Corriere della Sera - La Lettura
Città chiusa per tre ragazzi in attesa di tutto
Finale visionario per l’affresco urbano e intimo insieme di Tommaso Giagni
Idestini di tre amici dopo i vent’anni hanno il passo costretto degli spazi che abitano. Vivono tutti nel Quartiere, immaginaria periferia di Roma attraversata dall’Aniene: un territorio segnato dagli otto piani del Rettangolo, dalla striscia di negozi mezzi abbandonati della Spina e dalla sottostante Grotta. Quest’ultimo è un luogo i cui locali «sulle carte degli architetti erano cantine e garage; sono diventati le case degli esseri più vulnerabili della catena alimentare urbana — chi nella metropoli ha perso i gradi e deve accettare un acquartieramento misero». Vive qui Abdou, stretto con la madre e la nonna, clandestino di colore, della Costa d’Avorio, arrivato per mare rischiando di morire, mentre Manuel, figlio di egiziani nato in Italia, abita con la famiglia nel retro del negozio di frutta e verdura del padre, e Flaviano, infine, sta nel palazzo col padre ex carcerato.
I primi quattro capitoli de I tuoni, terzo romanzo di Tommaso Giagni, presentano il teatro dell’azione e i suoi giovani protagonisti in una disposizione che implicitamente rispecchia la loro posizione rispetto alla società. Un primo segnale, uno dei tanti precisi e calzanti, di come Giangi organizza la materia del suo racconto che è tanto una storia di formazione, quanto di disillusione e di indagine sociale mai banale.

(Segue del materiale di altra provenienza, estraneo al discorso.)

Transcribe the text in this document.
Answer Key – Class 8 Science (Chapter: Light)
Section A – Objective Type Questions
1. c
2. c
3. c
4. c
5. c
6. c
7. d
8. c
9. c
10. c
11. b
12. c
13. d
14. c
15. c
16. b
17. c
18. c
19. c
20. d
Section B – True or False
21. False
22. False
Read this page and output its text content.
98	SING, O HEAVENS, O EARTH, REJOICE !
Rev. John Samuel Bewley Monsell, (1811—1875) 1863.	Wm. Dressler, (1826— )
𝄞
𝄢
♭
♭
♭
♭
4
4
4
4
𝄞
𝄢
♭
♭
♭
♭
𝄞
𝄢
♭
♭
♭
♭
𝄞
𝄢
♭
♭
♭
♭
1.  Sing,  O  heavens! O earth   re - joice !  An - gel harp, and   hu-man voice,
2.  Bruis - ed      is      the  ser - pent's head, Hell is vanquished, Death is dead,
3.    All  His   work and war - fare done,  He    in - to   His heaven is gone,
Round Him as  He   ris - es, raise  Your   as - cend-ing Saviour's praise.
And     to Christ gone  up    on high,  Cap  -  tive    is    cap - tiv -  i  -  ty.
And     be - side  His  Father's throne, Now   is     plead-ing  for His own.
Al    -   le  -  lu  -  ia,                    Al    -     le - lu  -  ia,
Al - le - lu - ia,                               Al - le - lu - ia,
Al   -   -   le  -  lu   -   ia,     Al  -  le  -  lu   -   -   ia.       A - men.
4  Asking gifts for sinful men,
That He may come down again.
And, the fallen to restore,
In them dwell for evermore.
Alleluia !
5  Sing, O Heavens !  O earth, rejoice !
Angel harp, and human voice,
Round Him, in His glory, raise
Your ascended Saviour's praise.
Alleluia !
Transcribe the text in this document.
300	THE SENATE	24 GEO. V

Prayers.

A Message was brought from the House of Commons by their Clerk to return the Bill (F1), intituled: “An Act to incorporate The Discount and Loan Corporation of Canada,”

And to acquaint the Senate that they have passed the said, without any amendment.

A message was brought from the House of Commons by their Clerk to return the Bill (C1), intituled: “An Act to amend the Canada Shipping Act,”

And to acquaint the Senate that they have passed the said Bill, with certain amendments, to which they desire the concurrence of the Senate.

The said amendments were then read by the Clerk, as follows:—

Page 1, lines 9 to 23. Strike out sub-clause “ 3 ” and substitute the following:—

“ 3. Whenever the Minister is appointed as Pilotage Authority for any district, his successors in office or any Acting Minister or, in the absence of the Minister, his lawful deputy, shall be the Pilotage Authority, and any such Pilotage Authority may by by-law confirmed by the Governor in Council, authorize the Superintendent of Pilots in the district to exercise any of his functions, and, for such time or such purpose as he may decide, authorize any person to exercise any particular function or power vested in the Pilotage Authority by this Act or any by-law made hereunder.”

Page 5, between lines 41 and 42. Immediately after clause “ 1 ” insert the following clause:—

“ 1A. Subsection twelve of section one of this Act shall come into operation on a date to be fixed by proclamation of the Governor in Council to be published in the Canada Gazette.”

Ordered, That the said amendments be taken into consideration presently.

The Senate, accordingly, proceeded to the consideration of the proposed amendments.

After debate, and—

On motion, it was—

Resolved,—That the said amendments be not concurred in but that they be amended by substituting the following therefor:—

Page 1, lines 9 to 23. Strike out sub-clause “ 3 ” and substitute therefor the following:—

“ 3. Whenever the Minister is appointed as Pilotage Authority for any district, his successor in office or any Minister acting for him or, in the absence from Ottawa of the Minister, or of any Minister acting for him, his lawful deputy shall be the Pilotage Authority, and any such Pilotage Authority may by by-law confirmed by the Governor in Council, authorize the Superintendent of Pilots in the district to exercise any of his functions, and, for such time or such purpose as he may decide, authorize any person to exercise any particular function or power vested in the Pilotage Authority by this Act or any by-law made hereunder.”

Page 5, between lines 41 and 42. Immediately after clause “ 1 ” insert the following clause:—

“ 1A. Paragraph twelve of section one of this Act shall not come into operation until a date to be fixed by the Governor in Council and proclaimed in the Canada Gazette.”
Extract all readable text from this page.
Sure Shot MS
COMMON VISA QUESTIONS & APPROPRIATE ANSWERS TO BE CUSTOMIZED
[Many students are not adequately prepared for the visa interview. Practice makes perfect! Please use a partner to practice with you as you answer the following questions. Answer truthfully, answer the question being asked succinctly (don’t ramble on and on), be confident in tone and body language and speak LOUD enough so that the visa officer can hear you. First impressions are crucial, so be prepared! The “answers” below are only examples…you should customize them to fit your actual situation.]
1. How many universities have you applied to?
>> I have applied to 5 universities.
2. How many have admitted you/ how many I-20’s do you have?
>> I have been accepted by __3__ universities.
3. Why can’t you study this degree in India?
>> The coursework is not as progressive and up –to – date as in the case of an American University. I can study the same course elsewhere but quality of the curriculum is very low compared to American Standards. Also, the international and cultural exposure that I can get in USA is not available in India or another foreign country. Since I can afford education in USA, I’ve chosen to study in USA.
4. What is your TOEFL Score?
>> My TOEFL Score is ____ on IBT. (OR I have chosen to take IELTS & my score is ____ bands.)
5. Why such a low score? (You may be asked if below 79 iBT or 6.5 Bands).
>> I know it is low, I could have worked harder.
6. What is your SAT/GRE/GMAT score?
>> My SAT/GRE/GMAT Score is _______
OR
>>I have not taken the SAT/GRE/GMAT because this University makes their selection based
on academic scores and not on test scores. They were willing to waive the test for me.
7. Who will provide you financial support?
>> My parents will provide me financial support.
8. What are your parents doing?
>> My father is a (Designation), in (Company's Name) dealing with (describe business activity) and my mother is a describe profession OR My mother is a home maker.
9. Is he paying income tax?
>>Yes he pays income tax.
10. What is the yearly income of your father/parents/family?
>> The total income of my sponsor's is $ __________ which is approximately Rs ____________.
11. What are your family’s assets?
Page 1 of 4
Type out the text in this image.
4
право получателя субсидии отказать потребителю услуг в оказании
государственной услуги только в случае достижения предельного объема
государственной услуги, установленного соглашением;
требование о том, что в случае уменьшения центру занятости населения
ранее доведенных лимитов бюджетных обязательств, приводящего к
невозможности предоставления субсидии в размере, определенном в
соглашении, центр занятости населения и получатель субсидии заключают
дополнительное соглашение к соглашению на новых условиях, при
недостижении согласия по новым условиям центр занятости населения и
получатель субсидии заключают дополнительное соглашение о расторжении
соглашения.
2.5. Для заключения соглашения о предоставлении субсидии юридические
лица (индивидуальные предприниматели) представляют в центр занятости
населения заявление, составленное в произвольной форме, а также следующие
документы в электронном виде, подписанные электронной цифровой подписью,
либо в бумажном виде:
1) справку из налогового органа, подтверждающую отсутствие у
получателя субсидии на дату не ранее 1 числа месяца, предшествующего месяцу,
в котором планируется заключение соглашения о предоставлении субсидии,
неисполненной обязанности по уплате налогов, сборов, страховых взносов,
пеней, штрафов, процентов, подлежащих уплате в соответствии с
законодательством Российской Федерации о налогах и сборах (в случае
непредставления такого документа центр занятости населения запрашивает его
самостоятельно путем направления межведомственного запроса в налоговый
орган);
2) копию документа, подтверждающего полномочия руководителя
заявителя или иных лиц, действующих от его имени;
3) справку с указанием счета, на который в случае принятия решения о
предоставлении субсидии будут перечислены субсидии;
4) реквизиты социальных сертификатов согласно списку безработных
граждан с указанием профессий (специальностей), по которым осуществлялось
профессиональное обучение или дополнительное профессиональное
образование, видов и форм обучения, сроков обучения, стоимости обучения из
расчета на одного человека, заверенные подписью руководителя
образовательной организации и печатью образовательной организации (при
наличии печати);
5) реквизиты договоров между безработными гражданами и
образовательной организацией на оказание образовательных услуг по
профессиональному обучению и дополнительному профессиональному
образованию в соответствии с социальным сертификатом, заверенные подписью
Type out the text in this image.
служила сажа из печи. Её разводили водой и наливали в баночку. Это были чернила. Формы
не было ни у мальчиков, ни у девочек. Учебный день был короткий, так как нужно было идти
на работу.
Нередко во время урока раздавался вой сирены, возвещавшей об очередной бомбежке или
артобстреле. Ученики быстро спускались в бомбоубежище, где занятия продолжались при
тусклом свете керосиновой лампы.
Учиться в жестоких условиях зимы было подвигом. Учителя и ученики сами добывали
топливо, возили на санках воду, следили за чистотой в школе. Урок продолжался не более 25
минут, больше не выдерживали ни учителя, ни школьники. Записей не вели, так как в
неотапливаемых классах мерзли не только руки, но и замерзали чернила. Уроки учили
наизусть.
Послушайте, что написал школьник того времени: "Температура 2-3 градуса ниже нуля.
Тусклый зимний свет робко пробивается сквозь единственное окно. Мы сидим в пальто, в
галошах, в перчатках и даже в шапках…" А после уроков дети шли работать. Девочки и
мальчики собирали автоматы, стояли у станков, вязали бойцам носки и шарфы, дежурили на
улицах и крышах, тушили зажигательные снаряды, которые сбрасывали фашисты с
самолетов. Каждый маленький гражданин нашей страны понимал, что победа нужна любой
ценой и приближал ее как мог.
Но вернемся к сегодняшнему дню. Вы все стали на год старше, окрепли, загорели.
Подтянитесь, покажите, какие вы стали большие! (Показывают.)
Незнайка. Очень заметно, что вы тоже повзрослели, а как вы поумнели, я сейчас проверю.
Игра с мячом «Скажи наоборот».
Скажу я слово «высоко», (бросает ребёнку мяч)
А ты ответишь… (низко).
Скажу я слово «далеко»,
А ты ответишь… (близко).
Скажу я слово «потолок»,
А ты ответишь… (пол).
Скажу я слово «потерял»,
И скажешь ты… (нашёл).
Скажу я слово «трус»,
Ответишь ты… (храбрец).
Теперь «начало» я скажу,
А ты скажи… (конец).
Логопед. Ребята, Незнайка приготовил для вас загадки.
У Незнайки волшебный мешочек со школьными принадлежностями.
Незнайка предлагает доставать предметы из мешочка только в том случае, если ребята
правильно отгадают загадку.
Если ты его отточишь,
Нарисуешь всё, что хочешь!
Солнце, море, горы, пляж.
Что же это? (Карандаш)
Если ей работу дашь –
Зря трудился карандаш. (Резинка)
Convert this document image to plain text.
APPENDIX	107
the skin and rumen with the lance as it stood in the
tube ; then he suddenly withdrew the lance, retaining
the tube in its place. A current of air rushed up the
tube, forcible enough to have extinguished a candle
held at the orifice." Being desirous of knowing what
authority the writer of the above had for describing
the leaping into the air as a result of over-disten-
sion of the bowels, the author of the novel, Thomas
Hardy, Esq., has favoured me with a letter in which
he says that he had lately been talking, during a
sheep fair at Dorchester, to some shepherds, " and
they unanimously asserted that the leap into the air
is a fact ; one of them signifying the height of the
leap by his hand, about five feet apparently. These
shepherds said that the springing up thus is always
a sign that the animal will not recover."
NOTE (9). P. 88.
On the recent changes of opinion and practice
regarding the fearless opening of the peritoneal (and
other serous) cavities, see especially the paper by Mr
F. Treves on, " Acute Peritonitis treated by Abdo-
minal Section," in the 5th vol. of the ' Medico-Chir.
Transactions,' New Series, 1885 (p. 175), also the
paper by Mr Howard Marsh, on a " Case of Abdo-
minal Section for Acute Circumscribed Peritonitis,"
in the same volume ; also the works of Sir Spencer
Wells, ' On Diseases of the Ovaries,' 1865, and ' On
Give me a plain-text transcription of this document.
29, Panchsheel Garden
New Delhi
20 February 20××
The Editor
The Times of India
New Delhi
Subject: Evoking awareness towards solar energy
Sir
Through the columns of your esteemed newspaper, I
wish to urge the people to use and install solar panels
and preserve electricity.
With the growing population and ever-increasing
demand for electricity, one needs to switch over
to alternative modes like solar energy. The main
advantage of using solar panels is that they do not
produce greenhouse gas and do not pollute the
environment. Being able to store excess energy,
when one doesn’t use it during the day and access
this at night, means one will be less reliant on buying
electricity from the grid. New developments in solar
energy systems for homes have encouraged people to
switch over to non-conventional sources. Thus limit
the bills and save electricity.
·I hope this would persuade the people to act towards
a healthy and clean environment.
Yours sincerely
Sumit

Nell’area comanda il Reuccio — «un boss di cabotaggio talmente piccolo che fuori dal Quartiere nessuno se n’è mai preoccupato» — e le tensioni sono pane quotidiano: Abdou, l’unico laureato, per lo spaccio di medicine oppiacee; Manuel per le lotte con il padre che lo vorrebbe al lavoro con sé; Flaviano, che vive suonando il piano ai matrimoni, per il rimpianto della ex Cinzia. Tutti e tre hanno sogni, traumi, paure e primi struggimenti che vivono in una bolla d’esclusione, nel margine, sul terrazzo del Rettangolo da dove «devono immaginare il cuore della metropoli ma possono vederne i battiti». È Roma, infatti, l’altra protagonista del libro e le sue dinamiche diventano centrali con l’avanzare dei venti capitoli che scandiscono le tre parti. Si tocca la gentrificazione dei quartieri, l’eccesso paranoico di decoro, e la si attraversa di notte in motorino in un giro liberatorio, quando gli amici accompagnano Manuel a vedere per la prima volta la fontana di Trevi perché prima, come ammette imbarazzato, «non c’è stata occasione». La posizione del narratore onnisciente è rotta talvolta da motti tra parentesi che commentano aggiungendo un piano di rappresentazione, ma accompagna bene i suoi personaggi tanto nei dialoghi, con una lingua aderente alla realtà nei contrasti tra italiano e romanesco, che nell’approfondimento psicologico.
Ciascuno riesce a mettere mano a quanto lo blocca e c’è chi incontra, come Manuel, una ragazza che gli apre lo sguardo: Donatella, diciassettenne bella e brillante, figura chiave per il romanzo, finita con i suoi — che odia — in un complesso residenziale incompiuto confinante con il Quartiere. Si tratta di Verde Respiro, distesa di villette anonime per medio borghesi, i cui abitanti vedono il Quartiere come il male. Arriva da lì l’onda del finale visionario, immagine inquietante e aggiornata della lotta di classe, che risuona per atmosfera con Il condominio (1975) di J. G. Ballard.
Il gioco dei rapporti simbolici è ben architettato sia tra le vicende che tra i caratteri dei tre ragazzi e anche se il lettore li sente come indivisibili, solo uno di loro ha l’occasione per cambiare. Se la dialettica periferia-centro animava l’esordio L’estraneo (Einaudi Stile libero, 2012) e i rapporti padre-figlio il seguente Prima di perderti (Einaudi Stile libero, 2016), qui Giagni abbraccia entrambe le tematiche e fa un passo ulteriore e riuscito che da un lato muove in una linea ideale che passa da Pier Paolo Pasolini e da certo Walter Siti, dall’altro ha un’intonazione bella e originale. Merito di una padronanza notevole della scrittura, della sua esattezza anche lessicale puntellata da metafore mai superflue: uno stile mai esibito, a ragione, perché apre a un realismo lucido, che scardina ogni sentore di cronaca a spallate di emotività e poesia.